Aleph Alpha's Pharia-1-LLM model family focuses on transparency and compliance

Aleph Alpha recently introduced the Pharia-1-LLM family of models, which includes the base model Pharia-1-LLM-7B-control and the instruction-tuned Pharia-1-LLM-7B-control-aligned, which features additional guardrails. Together, both models are meant to cover a variety of multilingual tasks in English, German, Spanish, and French. Given that it lacks any further safety or instruction-following tuning, Pharia-1-LLM-7B-control provides concise and direct responses ideal for text extraction and summarization tasks; in contrast, Pharia-1-LLM-7B-control-aligned is better suited for conversational applications, such as chatbots and AI-powered assistants.

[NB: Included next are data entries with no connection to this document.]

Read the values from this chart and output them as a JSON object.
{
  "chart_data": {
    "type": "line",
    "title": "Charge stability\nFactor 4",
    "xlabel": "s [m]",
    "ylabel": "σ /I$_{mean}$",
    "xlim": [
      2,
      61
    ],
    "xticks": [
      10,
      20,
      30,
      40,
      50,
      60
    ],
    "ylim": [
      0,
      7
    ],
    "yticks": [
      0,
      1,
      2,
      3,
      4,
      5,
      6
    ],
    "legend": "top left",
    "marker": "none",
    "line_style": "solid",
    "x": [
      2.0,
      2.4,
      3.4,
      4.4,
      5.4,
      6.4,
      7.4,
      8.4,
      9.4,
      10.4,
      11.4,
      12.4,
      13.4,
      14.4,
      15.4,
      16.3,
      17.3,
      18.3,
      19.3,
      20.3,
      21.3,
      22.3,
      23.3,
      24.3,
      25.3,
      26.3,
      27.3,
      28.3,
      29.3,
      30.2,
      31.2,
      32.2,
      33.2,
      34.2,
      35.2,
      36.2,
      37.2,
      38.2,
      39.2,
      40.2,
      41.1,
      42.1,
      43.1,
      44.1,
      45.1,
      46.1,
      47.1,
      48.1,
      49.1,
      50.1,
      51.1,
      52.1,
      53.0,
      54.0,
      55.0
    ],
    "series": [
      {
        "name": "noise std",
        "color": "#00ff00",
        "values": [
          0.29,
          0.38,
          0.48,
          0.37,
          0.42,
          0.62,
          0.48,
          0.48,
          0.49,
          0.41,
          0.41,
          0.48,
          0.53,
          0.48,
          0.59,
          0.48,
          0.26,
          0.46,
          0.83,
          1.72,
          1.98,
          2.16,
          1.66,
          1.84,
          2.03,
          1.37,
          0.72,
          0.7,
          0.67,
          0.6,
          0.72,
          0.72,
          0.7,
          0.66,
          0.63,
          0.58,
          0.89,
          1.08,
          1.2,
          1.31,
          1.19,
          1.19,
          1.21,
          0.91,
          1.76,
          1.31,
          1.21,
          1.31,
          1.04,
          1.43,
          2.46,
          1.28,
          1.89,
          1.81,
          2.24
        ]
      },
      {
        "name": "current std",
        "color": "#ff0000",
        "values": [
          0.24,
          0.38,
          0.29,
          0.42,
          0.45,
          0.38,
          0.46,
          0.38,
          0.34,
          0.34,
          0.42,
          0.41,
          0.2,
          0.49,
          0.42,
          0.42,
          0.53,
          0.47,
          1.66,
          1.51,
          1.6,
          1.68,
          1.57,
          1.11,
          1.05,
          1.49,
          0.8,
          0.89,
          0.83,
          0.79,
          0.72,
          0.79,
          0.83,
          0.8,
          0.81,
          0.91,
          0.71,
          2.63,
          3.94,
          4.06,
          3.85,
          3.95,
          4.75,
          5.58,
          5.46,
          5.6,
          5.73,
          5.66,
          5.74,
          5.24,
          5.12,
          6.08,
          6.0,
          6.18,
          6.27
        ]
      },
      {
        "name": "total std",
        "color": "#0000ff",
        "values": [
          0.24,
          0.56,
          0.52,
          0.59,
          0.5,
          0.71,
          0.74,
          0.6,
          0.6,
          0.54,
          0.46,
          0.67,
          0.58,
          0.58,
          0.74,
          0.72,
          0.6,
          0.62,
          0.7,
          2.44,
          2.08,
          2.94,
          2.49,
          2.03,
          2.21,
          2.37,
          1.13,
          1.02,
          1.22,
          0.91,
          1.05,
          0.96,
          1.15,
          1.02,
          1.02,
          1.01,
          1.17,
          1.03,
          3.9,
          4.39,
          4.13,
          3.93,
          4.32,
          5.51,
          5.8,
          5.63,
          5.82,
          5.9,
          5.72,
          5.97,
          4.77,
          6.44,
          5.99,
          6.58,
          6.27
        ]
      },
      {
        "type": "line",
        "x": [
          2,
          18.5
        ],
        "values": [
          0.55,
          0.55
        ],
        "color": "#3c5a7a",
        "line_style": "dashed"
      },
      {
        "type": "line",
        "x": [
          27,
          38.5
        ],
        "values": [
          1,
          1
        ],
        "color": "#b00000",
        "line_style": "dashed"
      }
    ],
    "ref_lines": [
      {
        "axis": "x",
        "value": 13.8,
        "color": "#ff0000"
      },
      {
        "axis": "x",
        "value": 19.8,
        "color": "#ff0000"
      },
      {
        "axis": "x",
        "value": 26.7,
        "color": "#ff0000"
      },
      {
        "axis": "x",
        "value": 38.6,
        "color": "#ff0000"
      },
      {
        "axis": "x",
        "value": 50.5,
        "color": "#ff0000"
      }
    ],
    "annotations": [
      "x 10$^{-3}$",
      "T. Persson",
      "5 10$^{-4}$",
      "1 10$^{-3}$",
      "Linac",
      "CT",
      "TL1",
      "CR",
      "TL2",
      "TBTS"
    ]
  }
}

The models are available under the Open Aleph License, which covers non-commercial research and educational use. One of the most notable features of the Pharia-1-LLM models is that they were trained on a painstakingly curated dataset to comply with European copyright and data privacy regulations. The models are proficient at domain-specific applications, demonstrating expertise in the automotive and engineering industries. In addition to the model weights being openly released, Aleph Alpha is also releasing its model training codebase Scaling for non-commercial purposes. Furthermore, detailed information on the model's architecture, training dataset and techniques, and evaluation are available in the official announcement and the Pharia-1-LLM model card.